Samit Sarkar (he/him) is Polygon’s deputy managing editor. He has more than 15 years of experience covering video games, movies, television, and technology.

The Connected Careers mode that debuted in Madden NFL 13 last year was a watershed moment for the Madden NFL series, representing one of the franchise's biggest leaps in a single year. But it also highlighted a couple of the game's greatest failings: a clunky interface and poor or nonexistent tutorials. Madden's developers at EA Tiburon are attempting to deliver one major addition to Connected Careers in Madden NFL 25 this year, and they're doing a lot of work on its existing pieces, but they knew they had to tackle those two issues first.

"Due to the massive amount of stuff we had put in the game last year, we really didn't get a lot of time to sit down and add that extra level of polish that walks you through understanding why things are happening," said Josh Looman, lead designer on Connected Careers, in a phone interview with Polygon last week.

Looman and Madden 13's creative director, Mike Young, sat down after shipping the game to discuss a few problem areas, and menu navigation was one of the major ones. "I don't think either of us were really thrilled with some of the ways our [user interface] finished out," he said, explaining that they particularly disliked the catch-all "More..." menu into which the team stuffed many important options. This year, they're redesigning navigation in Connected Careers to make it easier, and more consistent with the rest of the game.

In game development, especially in the development of an annual franchise like Madden, there are always features that get left on the cutting room floor for time constraints or other reasons. Aside from the aforementioned interface problems in Madden 13 that Tiburon wasn't able to address, the studio was happy with what it shipped in Connected Careers — except for a missing piece.

"From our standpoint," said Loooman, "career mode was not complete until you had the third character in the mode, which, to us, was the owner of the team." Owner Mode debuted in 2003's Madden NFL 2004, Looman's first year working on the series, and was last seen in Madden NFL 08. The feature allowed users to run a franchise as more than just the individual making personnel choices; they were also charged with budgetary decisions like prices for concessions and parking. To signify the expansion of Connected Careers with Owner Mode, EA has rebranded it "Connected Franchise" in Madden 25.

According to Looman, Tiburon approached Owner Mode as a "complete reboot" compared to its last-generation appearance. That's not to say the mode is a radical departure from previous iterations; instead, it features a similar framework, but the main metric of success is money, and it's the centerpiece of the setup.

"Making money as an owner isn't just kind of a cosmetic thing; now it's really important," Looman explained, describing the mode's initial pitch as "an 'NFL Tycoon' game within Connected Career mode." The idea, he said, was to "focus on finances, but not just make it about changing a hot dog price from $6 to $7 and not really having that really carry any weight or be meaningful.

"Let's get the finances to the point where they drive a lot of your decisions as an owner in career mode."

You'll be able to play as the real-life owner of any of the 32 NFL teams, or create a new owner and take control of a club.
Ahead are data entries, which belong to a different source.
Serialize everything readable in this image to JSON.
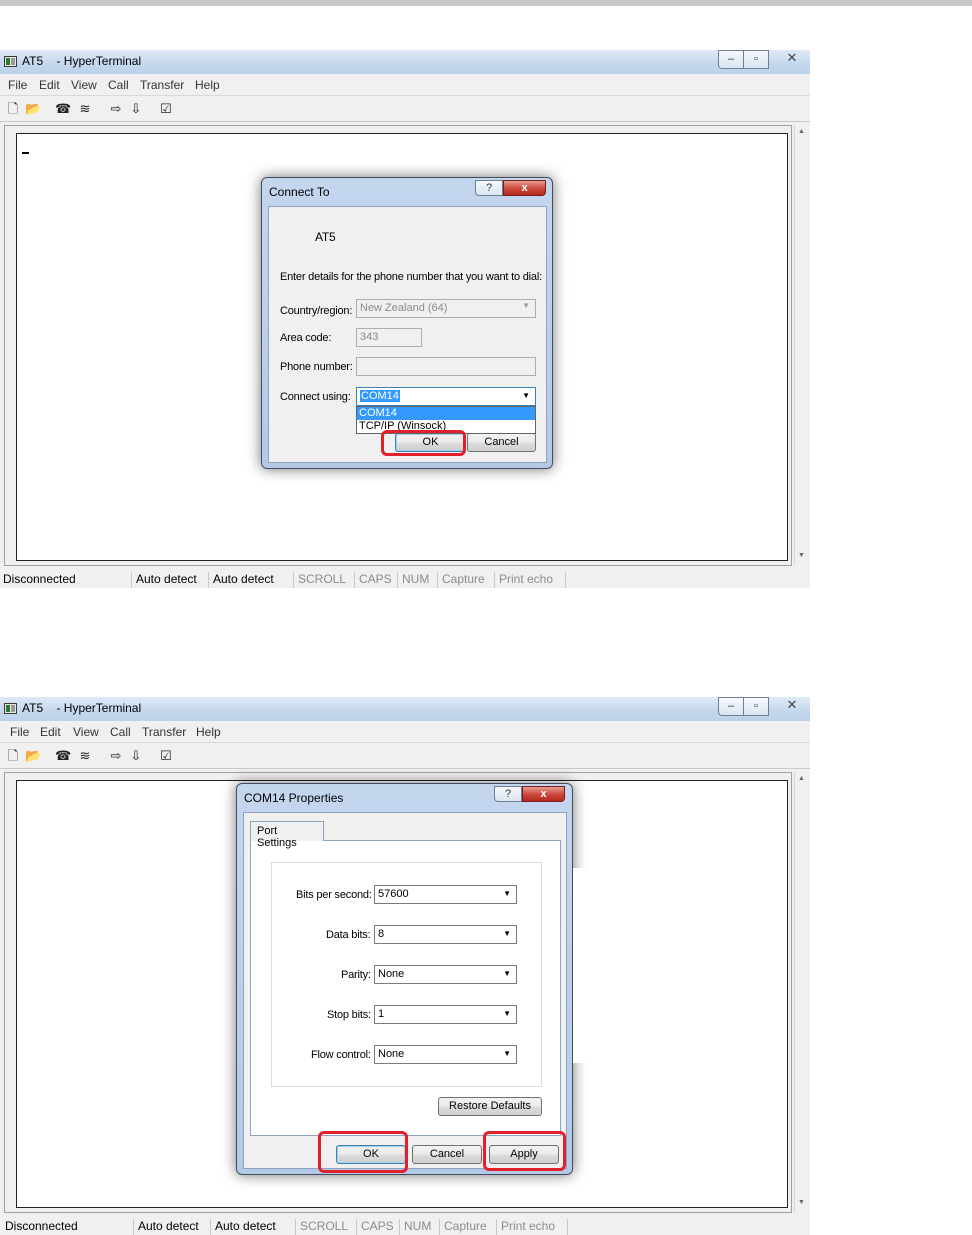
{
  "screen1": {
    "window": {
      "title": "AT5    - HyperTerminal",
      "controls": {
        "minimize": "–",
        "maximize": "▫",
        "close": "✕"
      },
      "menu": [
        "File",
        "Edit",
        "View",
        "Call",
        "Transfer",
        "Help"
      ],
      "toolbar_icons": [
        "new-icon",
        "open-icon",
        "call-icon",
        "disconnect-icon",
        "send-icon",
        "receive-icon",
        "properties-icon"
      ]
    },
    "dialog": {
      "title": "Connect To",
      "help_symbol": "?",
      "close_symbol": "x",
      "connection_name": "AT5",
      "instruction": "Enter details for the phone number that you want to dial:",
      "country_label": "Country/region:",
      "country_value": "New Zealand (64)",
      "area_label": "Area code:",
      "area_value": "343",
      "phone_label": "Phone number:",
      "phone_value": "",
      "connect_label": "Connect using:",
      "connect_value": "COM14",
      "connect_options": [
        "COM14",
        "TCP/IP (Winsock)"
      ],
      "ok_label": "OK",
      "cancel_label": "Cancel"
    },
    "status": [
      "Disconnected",
      "Auto detect",
      "Auto detect",
      "SCROLL",
      "CAPS",
      "NUM",
      "Capture",
      "Print echo"
    ]
  },
  "screen2": {
    "window": {
      "title": "AT5    - HyperTerminal",
      "controls": {
        "minimize": "–",
        "maximize": "▫",
        "close": "✕"
      },
      "menu": [
        "File",
        "Edit",
        "View",
        "Call",
        "Transfer",
        "Help"
      ]
    },
    "dialog": {
      "title": "COM14 Properties",
      "help_symbol": "?",
      "close_symbol": "x",
      "tab": "Port Settings",
      "settings": [
        {
          "label": "Bits per second:",
          "value": "57600"
        },
        {
          "label": "Data bits:",
          "value": "8"
        },
        {
          "label": "Parity:",
          "value": "None"
        },
        {
          "label": "Stop bits:",
          "value": "1"
        },
        {
          "label": "Flow control:",
          "value": "None"
        }
      ],
      "restore_label": "Restore Defaults",
      "ok_label": "OK",
      "cancel_label": "Cancel",
      "apply_label": "Apply"
    },
    "status": [
      "Disconnected",
      "Auto detect",
      "Auto detect",
      "SCROLL",
      "CAPS",
      "NUM",
      "Capture",
      "Print echo"
    ]
  },
  "colors": {
    "highlight": "#e0202a",
    "selection": "#3399ff",
    "close_button": "#c9473a"
  }
}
Your ability to do just about anything as an owner is tied directly to your budget and how well you manage it, whether that's clearing the salary cap room for a big free-agent signing or upgrading elements of your stadium such as its parking lot or bathrooms. As in the old Owner Mode, you can move your team to a different city — without changing your name or logo if you don't want to — or simply build a new stadium in the same town.

Setting prices for concessions and merchandise, including jerseys for specific players, is still an important part of the mode. Your team's profitability is ultimately tied to its on-field performance: Madden 25 tracks the past five years of your club's success to determine its value, which "drives the amount of profit you make," said Looman. Making the playoffs will allow you to sell playoff merchandise, which "sells like crazy." You'll have a marketing department to help put butts in seats, and your answers to questions in press conferences will also affect fans' desire to attend games. Fans and the media will make their reactions public through avenues like the in-game Twitter feed.

These elements will be new to people who didn't play Owner Mode in Madden titles of yore, and Looman said the developers wanted to ensure that "in adding something big like Owner Mode, [they didn't] just kind of drop it in there and hope that people figure it out." To that end, they've drawn upon the Civilization games to implement advisers in each department, such as marketing and fan happiness, to explain what you're doing right and wrong and provide guidance on how you can improve.

Tiburon is also trying to do a better job of communicating information to users with features like the new league-wide transaction log and revamped trade screen, the Trade Center. You'll see key details like the teams' respective needs and cap room, and when teams reject your offers, they'll tell you why they weren't interested.

Madden 13 players told Tiburon that they felt progression for players and coaches was too slow. So while the studio still wants to make sure "you don't feel like you progress too quickly," it's accelerating the pace this year for Connected Franchise, according to Looman. The team is increasing the amount of experience points doled out in both practice and regular games, and reducing the XP payout for career milestone goals in favor of game or season goals. Those cumulative career goals will now contribute primarily to your character's legacy score, the measure of his career success.

"finances ... drive a lot of your decisions as an owner"

Coaches will have to hire scouts and trainers in Madden 25, and they'll make significant contributions to the team. Scouts offer XP discounts in their areas of specialization, while trainers affect how well players recover from injuries. If a player with a low recovery attribute is paired with a poor trainer, he might not return to his original ratings when his injury heals. For a touch more realism in scouting, you can import a draft class from NCAA Football 14. And Connected Franchise now supports full 32-team control offline, letting you and some local friends enjoy playing in a league together.

It's all interrelated — your personnel decisions determine your team's performance, which affects its finances, which figures into next year's personnel options, which starts the cycle again.

"Everything you do as an owner," explained Looman, "there's a reaction to it."